Catch the Wolf of Wall Street _4.jpg
he next morning, I was back in the limousine again.

This time, however, the closet terrorist wasn't driving me through the gloomy groin of western Queens; rather, he was driving me through the rancid gullet of western Brooklyn. In fact, we were making our way through a demographic nightmare known as Sunset Park, a neighborhood soethnically diverse-loaded with Chinese and Koreans and Malaysians and Vietnamese and Thais and Puerto Ricans and Mexicans and Dominicans and Salvadorans and Guatemalans, along with a handful of remarkably dim-witted Finns, who were too slow on the uptake to realize that the rest of their Finnish brethren had fled for their lives thirty years ago, when the ethnic hordes invaded—that, staring out the side window, I felt like we were driving through the parking lot of the United Nations after a missile strike.

Yes, this part of Sunset Park was, indeed, a shithole.
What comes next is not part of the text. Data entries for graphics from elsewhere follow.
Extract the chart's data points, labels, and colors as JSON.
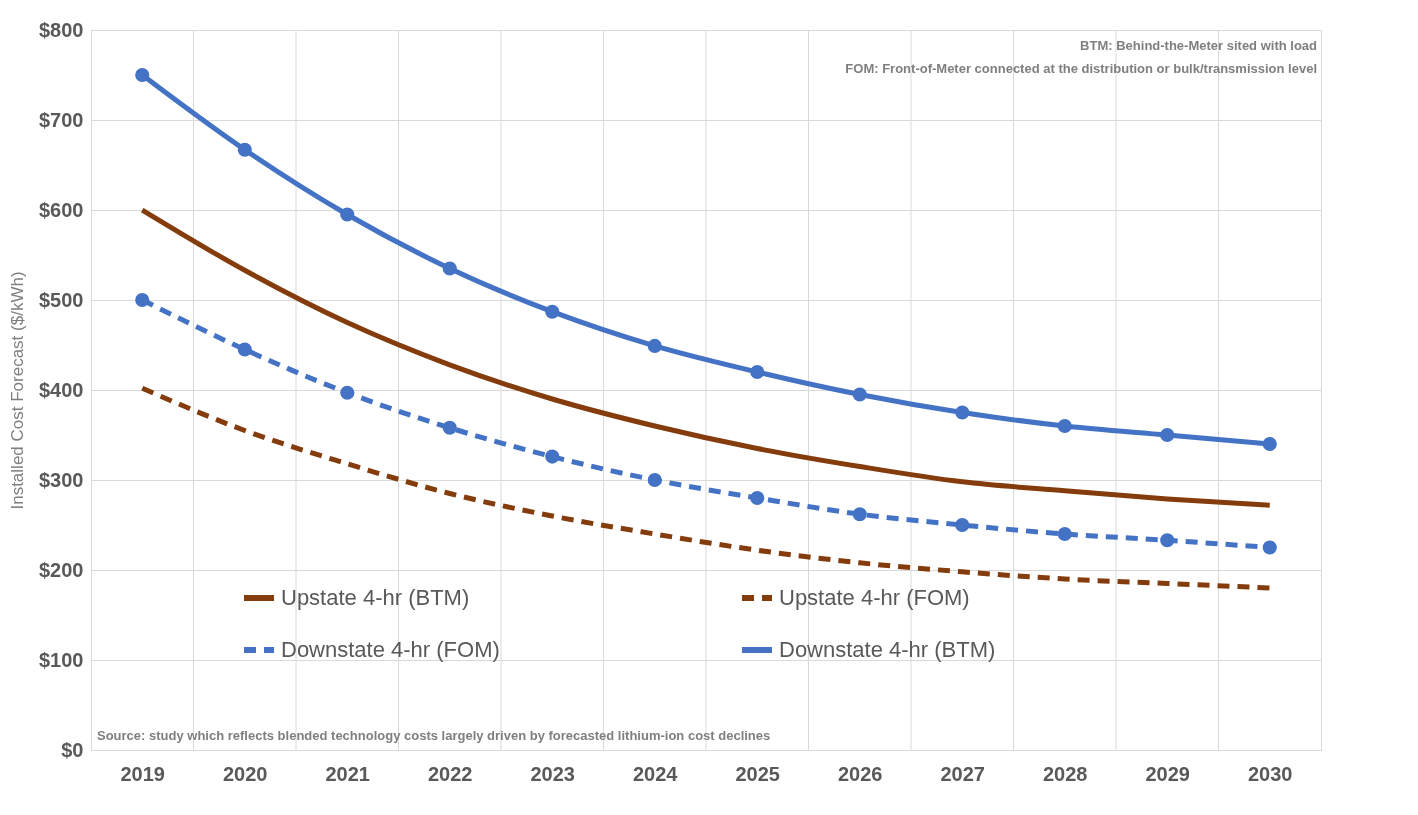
{
  "chart_data": {
    "type": "line",
    "ylabel": "Installed Cost Forecast ($/kWh)",
    "categories": [
      "2019",
      "2020",
      "2021",
      "2022",
      "2023",
      "2024",
      "2025",
      "2026",
      "2027",
      "2028",
      "2029",
      "2030"
    ],
    "series": [
      {
        "name": "Upstate 4-hr (BTM)",
        "color": "#843c0c",
        "line_style": "solid",
        "marker": "none",
        "values": [
          600,
          533,
          475,
          428,
          390,
          360,
          335,
          315,
          298,
          288,
          279,
          272
        ]
      },
      {
        "name": "Upstate 4-hr (FOM)",
        "color": "#843c0c",
        "line_style": "dashed",
        "marker": "none",
        "values": [
          402,
          355,
          318,
          285,
          260,
          240,
          222,
          208,
          198,
          190,
          185,
          180
        ]
      },
      {
        "name": "Downstate 4-hr (FOM)",
        "color": "#4472c4",
        "line_style": "dashed",
        "marker": "circle",
        "values": [
          500,
          445,
          397,
          358,
          326,
          300,
          280,
          262,
          250,
          240,
          233,
          225
        ]
      },
      {
        "name": "Downstate 4-hr (BTM)",
        "color": "#4472c4",
        "line_style": "solid",
        "marker": "circle",
        "values": [
          750,
          667,
          595,
          535,
          487,
          449,
          420,
          395,
          375,
          360,
          350,
          340
        ]
      }
    ],
    "ylim": [
      0,
      800
    ],
    "yticks": [
      {
        "value": 0,
        "label": "$0"
      },
      {
        "value": 100,
        "label": "$100"
      },
      {
        "value": 200,
        "label": "$200"
      },
      {
        "value": 300,
        "label": "$300"
      },
      {
        "value": 400,
        "label": "$400"
      },
      {
        "value": 500,
        "label": "$500"
      },
      {
        "value": 600,
        "label": "$600"
      },
      {
        "value": 700,
        "label": "$700"
      },
      {
        "value": 800,
        "label": "$800"
      }
    ],
    "grid": true,
    "legend": "bottom",
    "annotations": [
      "BTM: Behind-the-Meter sited with load",
      "FOM: Front-of-Meter connected at the distribution or bulk/transmission level",
      "Source: study which reflects blended technology costs largely driven by forecasted lithium-ion cost declines"
    ]
  }
}
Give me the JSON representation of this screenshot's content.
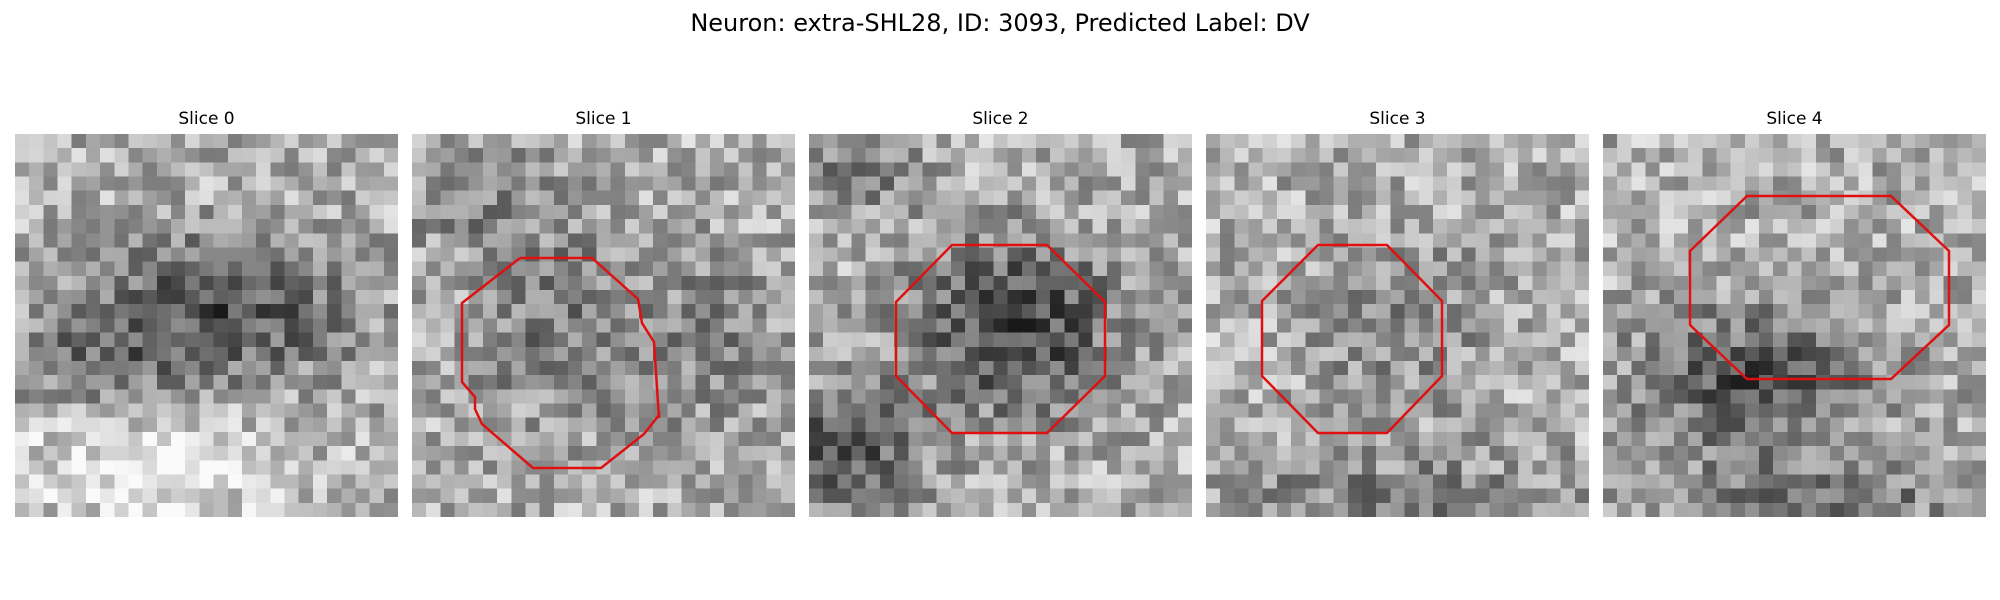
{
  "figure": {
    "title": "Neuron: extra-SHL28, ID: 3093, Predicted Label: DV"
  },
  "roi_color": "#e01010",
  "panels": [
    {
      "title": "Slice 0",
      "has_roi": false
    },
    {
      "title": "Slice 1",
      "has_roi": true
    },
    {
      "title": "Slice 2",
      "has_roi": true
    },
    {
      "title": "Slice 3",
      "has_roi": true
    },
    {
      "title": "Slice 4",
      "has_roi": true
    }
  ]
}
It was a flat swath of dirt and asphalt punctuated by dilapidated warehouses, deserted storefronts, rotting piers, and bird poop. Downtown Manhattan—where I would ultimately be heading this morning— was just a few miles to the west, on the other side of the polluted East River. From my current vantage point, in the limo's right backseat, I could see the swirling waters of the river, the towering skyline of Lower Manhattan, and the glorious arc of the Verrazano-Narrows Bridge, stretching to the not-so-glorious borough of Staten Island.

According to plan, at precisely nine a.m., Monsoir pulled in front of a grimy underground parking garage on the south side of a grimy two-way street. As I climbed out of the limousine, I said, “Stay put until I beep you, Monsoir,” and while I'm gone don't be blowing up any bridges, I thought. Then I slammed the door in his face and walked down a short flight of steps to the lower level of the parking garage.

I heard a familiar voice: “Jordan! Over here!”

I turned to my right, and there was Special Agent Gregory Coleman. He was standing in front of a typical government-issue car, which is to say: four doors, no dents, perhaps two years old, and made in America. In fact, it was a 1997 maroon Ford Taurus with lightly tinted windows and no siren. He was leaning against the rear passenger-side door with his arms crossed, the pose of the victorious warrior.

Standing beside him, with a kind smile on his face, was his partner-in-training, Special Agent Bill McCrogan. I had met McCrogan only once, on the night of my arrest, and for some inexplicable reason I had liked him. He seemed too kind to be an FBI agent, although I was certain that once Coleman got through with him he wouldn't be so kind anymore. McCrogan was a few inches taller than Coleman, the better part of five-ten, and he looked about thirty. He had a thick thatch of curly brown hair, broad features, and an entirely average build. Over his pale-blue eyes he wore a pair of wire-rimmed glasses that made him look God-fearing. A Mormon, I figured, probably from Salt Lake City or Provo, or maybe even the hills of Idaho… although who really gave a shit.